The United States Court of Appeals for the Seventh Circuit ruled late last week that a lawsuit against a student loan servicer based on state consumer protection and fraud laws is not preempted by federal law.
The lawsuit was originally filed by a borrower who relied on the student loan provider’s claim that it had “expert representatives” who could “provide guidance to borrowers struggling to make their loan payments” to decide which payment plan best suited her needs. The borrower argues that she received bad advice and that the statements made by the student loan provider “violated the Illinois Consumer Fraud and Deceptive Business Practices Act and constituted constructive fraud under Illinois common law.”

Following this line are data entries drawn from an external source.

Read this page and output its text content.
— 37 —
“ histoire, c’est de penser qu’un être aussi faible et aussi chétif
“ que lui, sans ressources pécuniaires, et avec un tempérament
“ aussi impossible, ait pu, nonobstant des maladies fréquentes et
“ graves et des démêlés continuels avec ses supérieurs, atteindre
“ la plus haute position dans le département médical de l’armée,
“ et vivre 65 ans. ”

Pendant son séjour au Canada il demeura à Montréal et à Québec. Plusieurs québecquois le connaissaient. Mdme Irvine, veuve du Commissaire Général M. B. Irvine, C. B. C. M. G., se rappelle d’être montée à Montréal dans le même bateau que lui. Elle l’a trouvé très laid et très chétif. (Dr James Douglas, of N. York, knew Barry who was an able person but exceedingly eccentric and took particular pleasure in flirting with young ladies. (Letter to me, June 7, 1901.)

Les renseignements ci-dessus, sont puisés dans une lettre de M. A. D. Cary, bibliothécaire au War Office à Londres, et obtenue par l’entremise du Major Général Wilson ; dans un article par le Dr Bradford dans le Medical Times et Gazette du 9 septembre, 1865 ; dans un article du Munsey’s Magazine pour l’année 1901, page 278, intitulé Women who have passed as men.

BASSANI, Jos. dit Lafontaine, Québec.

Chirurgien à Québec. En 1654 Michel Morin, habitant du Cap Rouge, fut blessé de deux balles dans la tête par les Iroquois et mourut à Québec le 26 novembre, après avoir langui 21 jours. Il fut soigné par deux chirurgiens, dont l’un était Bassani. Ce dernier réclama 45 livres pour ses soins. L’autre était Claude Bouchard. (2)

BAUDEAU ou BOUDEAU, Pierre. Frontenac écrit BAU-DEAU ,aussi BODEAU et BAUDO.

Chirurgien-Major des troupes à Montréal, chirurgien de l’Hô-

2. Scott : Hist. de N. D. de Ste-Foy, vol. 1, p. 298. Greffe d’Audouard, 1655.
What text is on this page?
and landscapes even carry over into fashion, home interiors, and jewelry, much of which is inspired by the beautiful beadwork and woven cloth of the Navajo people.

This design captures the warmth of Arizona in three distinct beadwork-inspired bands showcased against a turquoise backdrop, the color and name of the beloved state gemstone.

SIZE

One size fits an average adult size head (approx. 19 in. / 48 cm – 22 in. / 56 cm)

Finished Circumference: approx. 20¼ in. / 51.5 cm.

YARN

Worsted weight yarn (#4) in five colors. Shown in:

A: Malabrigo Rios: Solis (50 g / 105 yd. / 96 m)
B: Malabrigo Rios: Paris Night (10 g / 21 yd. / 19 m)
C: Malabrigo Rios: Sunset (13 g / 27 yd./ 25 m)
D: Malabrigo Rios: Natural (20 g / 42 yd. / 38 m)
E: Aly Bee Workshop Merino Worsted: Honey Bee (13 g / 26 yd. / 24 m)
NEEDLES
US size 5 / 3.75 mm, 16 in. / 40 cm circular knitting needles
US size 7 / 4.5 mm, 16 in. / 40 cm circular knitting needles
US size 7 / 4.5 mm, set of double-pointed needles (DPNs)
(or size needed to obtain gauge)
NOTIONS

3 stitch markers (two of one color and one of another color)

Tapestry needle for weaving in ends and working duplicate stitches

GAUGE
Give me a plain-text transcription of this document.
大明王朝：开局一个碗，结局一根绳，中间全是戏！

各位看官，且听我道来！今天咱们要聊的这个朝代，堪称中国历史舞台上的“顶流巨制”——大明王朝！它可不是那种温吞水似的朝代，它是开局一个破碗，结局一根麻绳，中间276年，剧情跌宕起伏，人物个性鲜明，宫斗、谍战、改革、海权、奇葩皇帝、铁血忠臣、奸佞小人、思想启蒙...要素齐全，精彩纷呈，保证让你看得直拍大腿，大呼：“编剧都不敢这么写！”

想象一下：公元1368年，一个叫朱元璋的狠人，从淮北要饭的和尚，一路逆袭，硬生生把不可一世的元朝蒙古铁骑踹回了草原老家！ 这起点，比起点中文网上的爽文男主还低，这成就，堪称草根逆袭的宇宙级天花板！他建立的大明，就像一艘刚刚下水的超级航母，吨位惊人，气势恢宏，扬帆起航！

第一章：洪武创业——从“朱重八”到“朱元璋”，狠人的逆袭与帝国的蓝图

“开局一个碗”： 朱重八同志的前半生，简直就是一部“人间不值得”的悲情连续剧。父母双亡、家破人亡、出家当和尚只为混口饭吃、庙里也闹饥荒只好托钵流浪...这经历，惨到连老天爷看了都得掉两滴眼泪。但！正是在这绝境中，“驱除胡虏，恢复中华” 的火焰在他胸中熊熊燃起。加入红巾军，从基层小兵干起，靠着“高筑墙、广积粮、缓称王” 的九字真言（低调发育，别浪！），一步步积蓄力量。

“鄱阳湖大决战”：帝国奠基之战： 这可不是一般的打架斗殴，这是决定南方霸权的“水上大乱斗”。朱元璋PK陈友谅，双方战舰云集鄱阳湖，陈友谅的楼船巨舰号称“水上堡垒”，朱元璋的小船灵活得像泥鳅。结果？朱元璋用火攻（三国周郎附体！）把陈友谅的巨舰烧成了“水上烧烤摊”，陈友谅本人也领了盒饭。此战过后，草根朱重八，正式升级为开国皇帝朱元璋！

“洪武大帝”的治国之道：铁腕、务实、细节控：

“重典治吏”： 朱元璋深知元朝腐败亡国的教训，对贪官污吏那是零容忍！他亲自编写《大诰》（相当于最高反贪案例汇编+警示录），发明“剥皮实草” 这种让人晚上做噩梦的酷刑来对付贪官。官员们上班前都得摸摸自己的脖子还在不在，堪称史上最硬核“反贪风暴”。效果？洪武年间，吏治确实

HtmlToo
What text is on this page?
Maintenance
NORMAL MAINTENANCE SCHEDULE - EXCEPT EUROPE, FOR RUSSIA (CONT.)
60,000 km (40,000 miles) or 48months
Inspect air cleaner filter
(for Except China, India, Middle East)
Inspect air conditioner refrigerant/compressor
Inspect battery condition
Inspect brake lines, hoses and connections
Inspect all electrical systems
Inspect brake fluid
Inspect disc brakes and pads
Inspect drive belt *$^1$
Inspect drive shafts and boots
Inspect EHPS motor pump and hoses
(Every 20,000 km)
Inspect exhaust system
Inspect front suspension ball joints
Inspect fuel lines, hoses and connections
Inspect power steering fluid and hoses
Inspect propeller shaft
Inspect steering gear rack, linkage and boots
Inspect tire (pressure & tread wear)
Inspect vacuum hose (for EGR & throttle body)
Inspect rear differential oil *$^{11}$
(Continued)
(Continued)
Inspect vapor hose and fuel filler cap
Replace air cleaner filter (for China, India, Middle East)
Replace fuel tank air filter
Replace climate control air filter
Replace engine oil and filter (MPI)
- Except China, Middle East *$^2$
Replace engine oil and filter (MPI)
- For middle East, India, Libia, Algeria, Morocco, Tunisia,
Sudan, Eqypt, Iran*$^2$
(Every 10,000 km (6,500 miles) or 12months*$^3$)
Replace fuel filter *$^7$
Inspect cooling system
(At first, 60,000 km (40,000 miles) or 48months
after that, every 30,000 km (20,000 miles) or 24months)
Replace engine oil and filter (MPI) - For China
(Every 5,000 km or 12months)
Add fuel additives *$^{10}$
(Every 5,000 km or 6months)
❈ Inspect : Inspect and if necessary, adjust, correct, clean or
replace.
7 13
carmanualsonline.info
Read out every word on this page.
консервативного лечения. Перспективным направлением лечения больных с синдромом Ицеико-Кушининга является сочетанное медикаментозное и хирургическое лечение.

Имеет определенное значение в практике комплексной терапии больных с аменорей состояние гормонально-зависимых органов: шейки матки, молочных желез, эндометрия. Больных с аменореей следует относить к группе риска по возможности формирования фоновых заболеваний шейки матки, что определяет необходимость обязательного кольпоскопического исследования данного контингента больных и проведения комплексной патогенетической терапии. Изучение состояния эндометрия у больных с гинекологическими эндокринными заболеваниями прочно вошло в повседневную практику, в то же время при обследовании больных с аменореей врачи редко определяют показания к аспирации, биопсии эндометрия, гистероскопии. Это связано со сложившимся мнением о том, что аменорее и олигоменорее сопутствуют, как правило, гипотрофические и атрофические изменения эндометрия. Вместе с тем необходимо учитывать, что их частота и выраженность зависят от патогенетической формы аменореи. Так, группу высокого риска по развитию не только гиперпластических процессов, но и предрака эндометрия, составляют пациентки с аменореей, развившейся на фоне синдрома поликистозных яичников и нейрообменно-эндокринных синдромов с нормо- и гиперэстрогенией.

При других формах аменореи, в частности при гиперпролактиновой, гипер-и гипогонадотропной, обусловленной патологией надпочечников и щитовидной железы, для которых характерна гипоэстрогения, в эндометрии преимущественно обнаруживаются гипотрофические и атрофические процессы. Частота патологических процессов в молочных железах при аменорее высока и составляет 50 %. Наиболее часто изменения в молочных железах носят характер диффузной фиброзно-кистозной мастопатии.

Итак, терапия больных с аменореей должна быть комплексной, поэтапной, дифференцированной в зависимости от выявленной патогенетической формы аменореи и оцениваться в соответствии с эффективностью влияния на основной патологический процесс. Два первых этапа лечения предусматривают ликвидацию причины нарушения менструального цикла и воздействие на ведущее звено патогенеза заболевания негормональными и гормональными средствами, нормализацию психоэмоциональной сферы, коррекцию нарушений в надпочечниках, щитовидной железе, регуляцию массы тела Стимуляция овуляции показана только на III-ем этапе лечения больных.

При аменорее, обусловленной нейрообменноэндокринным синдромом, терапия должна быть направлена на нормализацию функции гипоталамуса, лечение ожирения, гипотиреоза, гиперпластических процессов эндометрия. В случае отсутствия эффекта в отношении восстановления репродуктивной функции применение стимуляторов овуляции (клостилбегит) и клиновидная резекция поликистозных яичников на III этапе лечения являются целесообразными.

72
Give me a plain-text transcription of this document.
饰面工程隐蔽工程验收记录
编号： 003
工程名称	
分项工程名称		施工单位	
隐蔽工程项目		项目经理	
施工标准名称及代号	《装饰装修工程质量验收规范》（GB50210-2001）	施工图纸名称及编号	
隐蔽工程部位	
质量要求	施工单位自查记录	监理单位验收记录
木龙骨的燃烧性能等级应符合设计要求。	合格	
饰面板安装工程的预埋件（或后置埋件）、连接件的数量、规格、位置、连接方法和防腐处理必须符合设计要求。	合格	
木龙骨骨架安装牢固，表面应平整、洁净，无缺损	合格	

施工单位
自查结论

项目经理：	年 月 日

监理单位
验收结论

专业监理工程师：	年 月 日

The case had previously been dismissed in the district court because the court held that it was “expressly preempted” by the Higher Education Opportunity Act, which provides that student loans providers will not be subject to disclosure requirements of state laws. The Court of Appeals for the Seventh Circuit, however, found that ruling to be “overly broad.” The court distinguished between failures to disclose and affirmative misrepresentations, explaining that:
When a loan servicer holds itself out to a borrower as having experts who work for her, tells her that she does not need to look elsewhere for advice, and tells her that its experts know what options are in her best interest, those statements, when untrue, cannot be treated by courts as mere failures to disclose information.
The Court of Appeals for the Seventh Circuit vacated and remanded the opinion of the district court. This is possibly the highest court to decide on when federal law does not shield student loan providers from state consumer protection and fraud laws.